La orilla de la playa está repleta de algas. Las olas, oscuras y embravecidas, rompen sin descanso para vomitar una nueva remesa de ellas, amontonándolas a escasos metros de las toallas.
En este lugar, el poniente es fresco y alegre, convirtiendo la playa en todo lo contrario de lo que la mayoría busca. Cuando acontece, el sol apenas se nota y el aire es un invitado molesto. Las sombrillas se doblan del revés o huyen arrastrándose por la arena, hasta ser detenidas por el muro del paseo marítimo. No está la gente para ir detrás de una sombrilla. Ya no tenemos esa forma física.
La nueva normalidad ayuda. La playa está casi desierta, algo impensable justo un año antes, por mucho aire que corra. Todo ello propicia la soledad. Las familias, los amigos y los niños optan por quedarse en casa. Este poniente es para los solitarios. Y la playa, de esa manera, no es sino para descansar.

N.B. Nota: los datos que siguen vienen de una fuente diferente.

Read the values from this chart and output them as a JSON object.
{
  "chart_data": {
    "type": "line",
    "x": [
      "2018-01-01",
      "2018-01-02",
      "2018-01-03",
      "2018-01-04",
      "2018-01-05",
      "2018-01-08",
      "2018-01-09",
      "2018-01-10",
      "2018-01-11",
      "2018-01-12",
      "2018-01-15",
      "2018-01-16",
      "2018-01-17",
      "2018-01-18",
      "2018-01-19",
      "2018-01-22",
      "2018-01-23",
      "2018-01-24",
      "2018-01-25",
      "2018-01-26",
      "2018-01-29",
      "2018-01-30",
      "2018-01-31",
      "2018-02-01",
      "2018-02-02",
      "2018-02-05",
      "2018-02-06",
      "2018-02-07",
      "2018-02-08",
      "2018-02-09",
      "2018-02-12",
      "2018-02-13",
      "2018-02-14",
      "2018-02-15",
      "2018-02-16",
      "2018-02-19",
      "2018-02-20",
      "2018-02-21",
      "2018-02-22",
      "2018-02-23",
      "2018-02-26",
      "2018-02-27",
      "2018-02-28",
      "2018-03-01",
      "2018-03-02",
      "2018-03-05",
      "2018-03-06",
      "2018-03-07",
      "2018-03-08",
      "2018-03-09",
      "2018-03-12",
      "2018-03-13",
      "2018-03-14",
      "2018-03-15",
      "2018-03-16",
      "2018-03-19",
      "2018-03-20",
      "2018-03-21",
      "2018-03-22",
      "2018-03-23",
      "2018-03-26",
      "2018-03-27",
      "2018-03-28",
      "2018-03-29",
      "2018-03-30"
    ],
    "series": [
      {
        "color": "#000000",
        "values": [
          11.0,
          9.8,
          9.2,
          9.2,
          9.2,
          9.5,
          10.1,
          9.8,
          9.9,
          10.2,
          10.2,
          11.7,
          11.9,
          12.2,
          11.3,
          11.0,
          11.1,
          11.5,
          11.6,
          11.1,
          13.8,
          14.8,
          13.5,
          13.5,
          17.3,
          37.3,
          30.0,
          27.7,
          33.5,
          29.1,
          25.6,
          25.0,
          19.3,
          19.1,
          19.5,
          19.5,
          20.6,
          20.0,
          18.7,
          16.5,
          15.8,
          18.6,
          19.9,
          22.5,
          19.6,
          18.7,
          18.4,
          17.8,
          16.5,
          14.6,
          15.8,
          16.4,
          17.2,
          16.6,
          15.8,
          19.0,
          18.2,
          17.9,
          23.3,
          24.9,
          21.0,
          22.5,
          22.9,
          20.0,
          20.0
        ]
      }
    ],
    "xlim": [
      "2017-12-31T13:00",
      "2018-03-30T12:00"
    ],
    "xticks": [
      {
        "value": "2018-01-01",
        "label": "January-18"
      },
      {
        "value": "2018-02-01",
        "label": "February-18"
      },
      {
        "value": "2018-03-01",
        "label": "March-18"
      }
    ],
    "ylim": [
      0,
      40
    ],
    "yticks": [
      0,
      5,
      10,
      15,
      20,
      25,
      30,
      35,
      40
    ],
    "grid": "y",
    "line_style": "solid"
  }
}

Lo saben bien nuestros mayores que, a diario, bajan a las nueve de la mañana a bañarse con un sol que asoma de estreno. Conviven durante unos instantes con las cañas de los pescadores que ya van de vuelta. De fondo, las máquinas adecentan la arena sin molestar. Como el corredor que termina sus kilómetros y desaparece por segundos bajo el agua, liberando el calor acumulado. La estampa corresponde a cualquier mañana.
Pero esta es una tarde de poniente. Y a la vez, de nueva normalidad. La suma algebraica de estas dos variables me ha colocado sobre una silla baja, muy cerca de una arena que no quema, respirando un mar que me trae recuerdos de niño, cuando las playas de aquí no las quería nadie porque eran de chinarros y bajábamos hasta en vaqueros para jugar y llegar a casa perdidos de alquitrán (hasta los ojos, decía madre) por culpa de un poniente que ya sólo nos deja algas y distancia. Ni lo uno ni lo otro lo queríamos y, ahora, es lo que tenemos. Menos es nada.